In his Treatise on the Grape Vine, Mr W. Thomson gives it as his opinion that rust on Grapes is caused by sulphur coming in contact with the fruit at a very early stage of its development. Rust has been ascribed to many causes, and the above statement was at first received with some little hesitation. We beg to state a few facts which show that rust is caused by sulphur. In an old house where the Vines had of late years been neglected - a prey to mildew and other ills - an effort was last winter made to get these Vines into a more satisfactory state. Vines, house, and everything, were thoroughly cleansed, and by-and-by the Vines were gently moved on by a little fire-heat. The house is heated by an old-fashioned brick flue, which gets rather hot at the end adjoining the furnace. The first Vine just over this hot flue broke first; its Grapes were in flower while the rest were only just showing. At this stage, the weather being dull and cold, mildew was suspected, and sulphur was used both on the foliage and on the flue.
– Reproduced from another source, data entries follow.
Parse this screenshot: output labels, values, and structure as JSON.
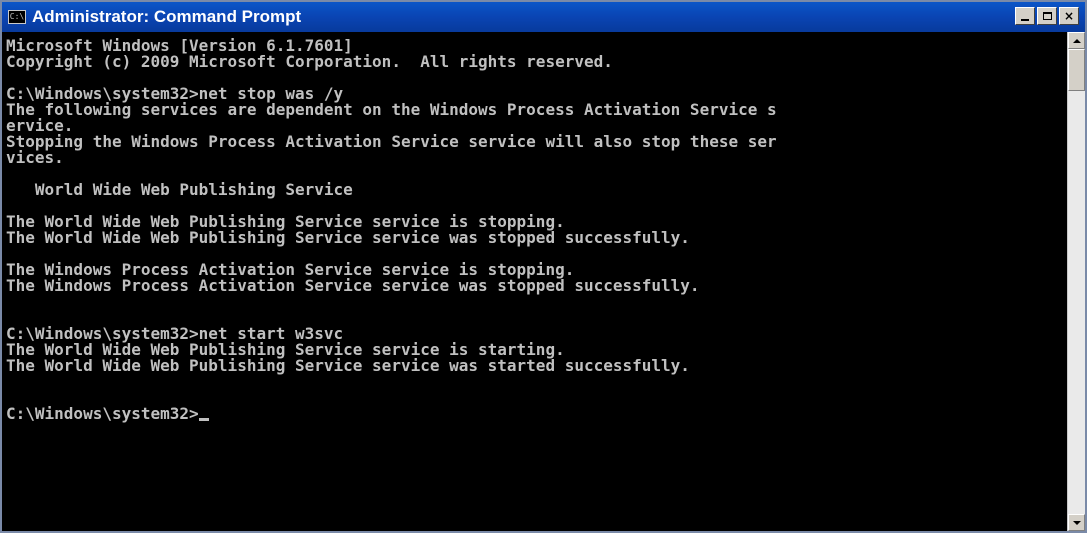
{
  "window": {
    "title": "Administrator: Command Prompt",
    "app_icon_text": "C:\\",
    "buttons": {
      "minimize": "minimize",
      "maximize": "maximize",
      "close": "×"
    }
  },
  "console": {
    "lines": [
      "Microsoft Windows [Version 6.1.7601]",
      "Copyright (c) 2009 Microsoft Corporation.  All rights reserved.",
      "",
      "C:\\Windows\\system32>net stop was /y",
      "The following services are dependent on the Windows Process Activation Service s",
      "ervice.",
      "Stopping the Windows Process Activation Service service will also stop these ser",
      "vices.",
      "",
      "   World Wide Web Publishing Service",
      "",
      "The World Wide Web Publishing Service service is stopping.",
      "The World Wide Web Publishing Service service was stopped successfully.",
      "",
      "The Windows Process Activation Service service is stopping.",
      "The Windows Process Activation Service service was stopped successfully.",
      "",
      "",
      "C:\\Windows\\system32>net start w3svc",
      "The World Wide Web Publishing Service service is starting.",
      "The World Wide Web Publishing Service service was started successfully.",
      "",
      ""
    ],
    "prompt": "C:\\Windows\\system32>"
  },
  "colors": {
    "titlebar": "#0a44b3",
    "console_background": "#000000",
    "console_text": "#c0c0c0"
  }
}
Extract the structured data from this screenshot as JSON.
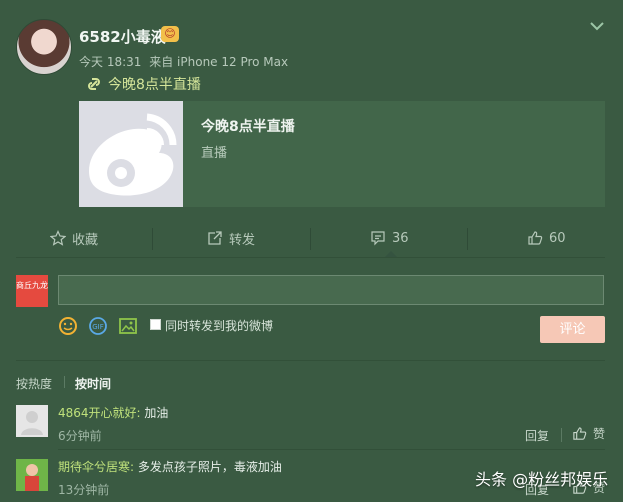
{
  "post": {
    "username": "6582小毒液",
    "vip_badge": "vip-emoji",
    "time": "今天 18:31",
    "source": "来自 iPhone 12 Pro Max",
    "link_text": "今晚8点半直播",
    "card": {
      "title": "今晚8点半直播",
      "subtitle": "直播",
      "thumb_icon": "weibo-logo-icon"
    }
  },
  "actions": {
    "favorite": "收藏",
    "repost": "转发",
    "comments": "36",
    "likes": "60"
  },
  "composer": {
    "brand_label": "商丘九龙",
    "placeholder": "",
    "checkbox_label": "同时转发到我的微博",
    "submit_label": "评论"
  },
  "sort": {
    "by_hot": "按热度",
    "by_time": "按时间"
  },
  "comments": [
    {
      "user": "4864开心就好:",
      "text": "加油",
      "time": "6分钟前",
      "reply": "回复",
      "like": "赞"
    },
    {
      "user": "期待伞兮居寒:",
      "text": "多发点孩子照片，毒液加油",
      "time": "13分钟前",
      "reply": "回复",
      "like": "赞"
    }
  ],
  "watermark": "头条 @粉丝邦娱乐",
  "colors": {
    "background": "#3a5a42",
    "card": "#42664a",
    "link": "#d5e59a",
    "username_accent": "#bfe17b",
    "submit": "#f6c8b6"
  }
}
The Grapes on the early Vine are now brown with rust, while not a speck shows where the bunches were not developed at the time of its application; but those in bloom and coming in bloom have suffered much, and prove the opinion above quoted to be correct.

S. X.

May 14, 1873.

[Those who doubt that rust is caused by sulphur-fumes should coat their pipes with sulphur, and heat them well when the Grapes are young, and they will doubt it no longer. - Ed].